In her mind, this child has been Sorely Aggrieved. The disinterested observer, were she offered a “fly-on-the-wall” view of this household, would likely judge that the parents have been quite understanding and accommodating to both their children in an effort to meet each family member’s desires about plans for this weekend. Some might judge that these parents have been too accommodating to Miss S.A. It is difficult to imagine anyone agreeing with Miss S.A. that she is an injured party. Such a conclusion seems entirely out of whack, completely without basis in fact, distorted beyond measure.
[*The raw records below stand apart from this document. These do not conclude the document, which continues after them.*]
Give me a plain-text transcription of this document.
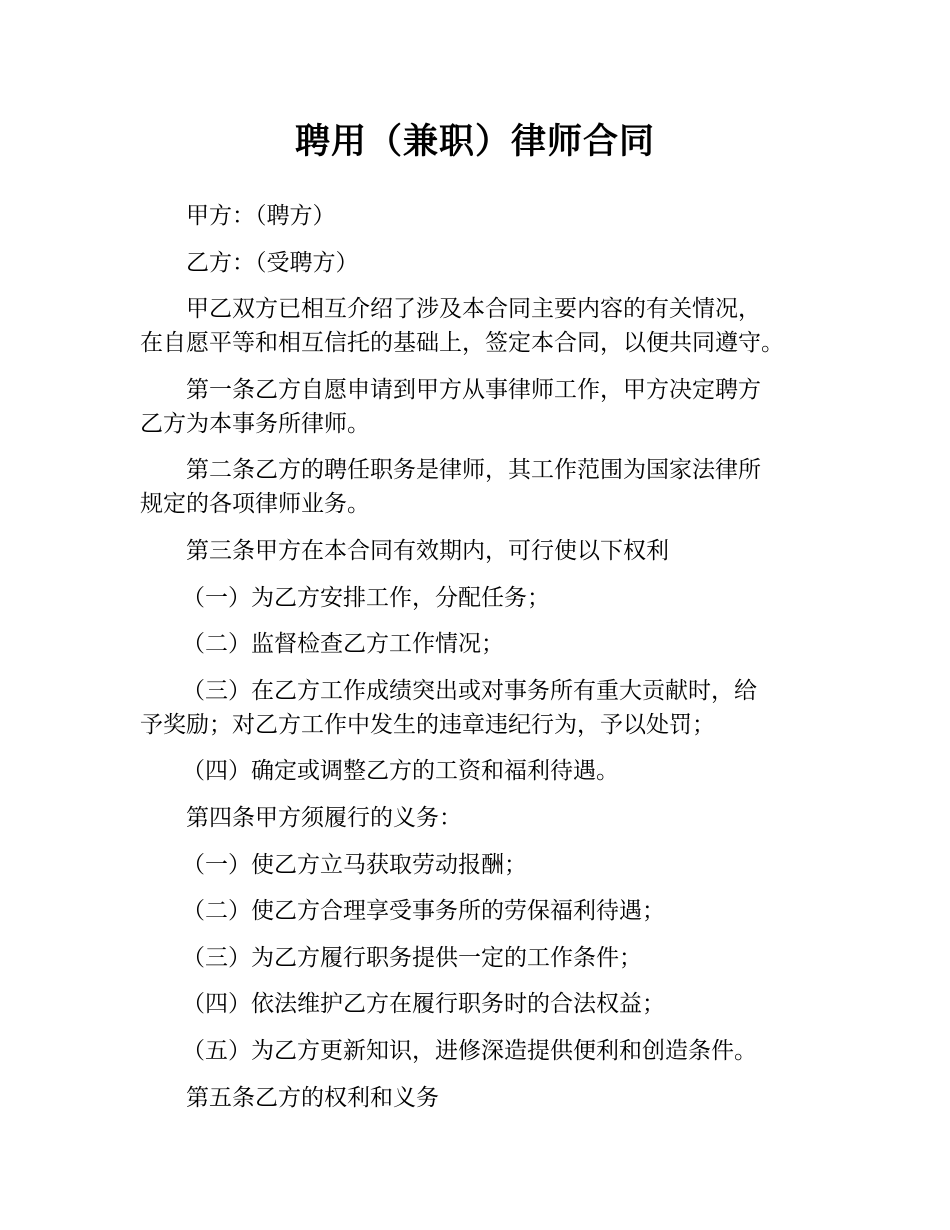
聘用（兼职）律师合同

甲方：（聘方）

乙方：（受聘方）

甲乙双方已相互介绍了涉及本合同主要内容的有关情况，
在自愿平等和相互信托的基础上，签定本合同，以便共同遵守。

第一条乙方自愿申请到甲方从事律师工作，甲方决定聘方
乙方为本事务所律师。

第二条乙方的聘任职务是律师，其工作范围为国家法律所
规定的各项律师业务。

第三条甲方在本合同有效期内，可行使以下权利

（一）为乙方安排工作，分配任务；

（二）监督检查乙方工作情况；

（三）在乙方工作成绩突出或对事务所有重大贡献时，给
予奖励；对乙方工作中发生的违章违纪行为，予以处罚；

（四）确定或调整乙方的工资和福利待遇。

第四条甲方须履行的义务：

（一）使乙方立马获取劳动报酬；

（二）使乙方合理享受事务所的劳保福利待遇；

（三）为乙方履行职务提供一定的工作条件；

（四）依法维护乙方在履行职务时的合法权益；

（五）为乙方更新知识，进修深造提供便利和创造条件。

第五条乙方的权利和义务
So there is no reasoning with her. In fact, I attempted to solicit opinions on how best to accommodate Miss S.A., but she was so overcome with sorrow and pain about my hostility and hatred for her that I was forced to make a strategic retreat. We’ll have to let this storm pass. I hope that it passes soon, because if I allowed myself to think about it too much, I would become infuriated with Miss S.A., and that would be unproductive. And when Cute W arrives home and I have to update him, he’s also likely to become infuriated, and that, too, would not be helpful. So our immediate goal is to not board the Pissy Train no matter how many times this daughter yells “All Aboard.”
One useful piece of advice I’ve carried with me from some parenting something-or-other is that you can’t argue with feelings. If a child has decided that she is Oppressed and Sorely Aggrieved and Hated By Everyone In This Whole House, there is no way to convince her otherwise. A well-reasoned argument won’t do it. An ice cream cone won’t do it. Documentary evidence of our Deep And Abiding Love won’t do it. Caving in to all of her demands won’t do it, because she’ll just come up with new ones.
So, here we are. She is feeling her feelings. And I am waiting for those feelings to pass so that I can tackle how we’re going to handle this weekend.
Hope your day’s going better than mine!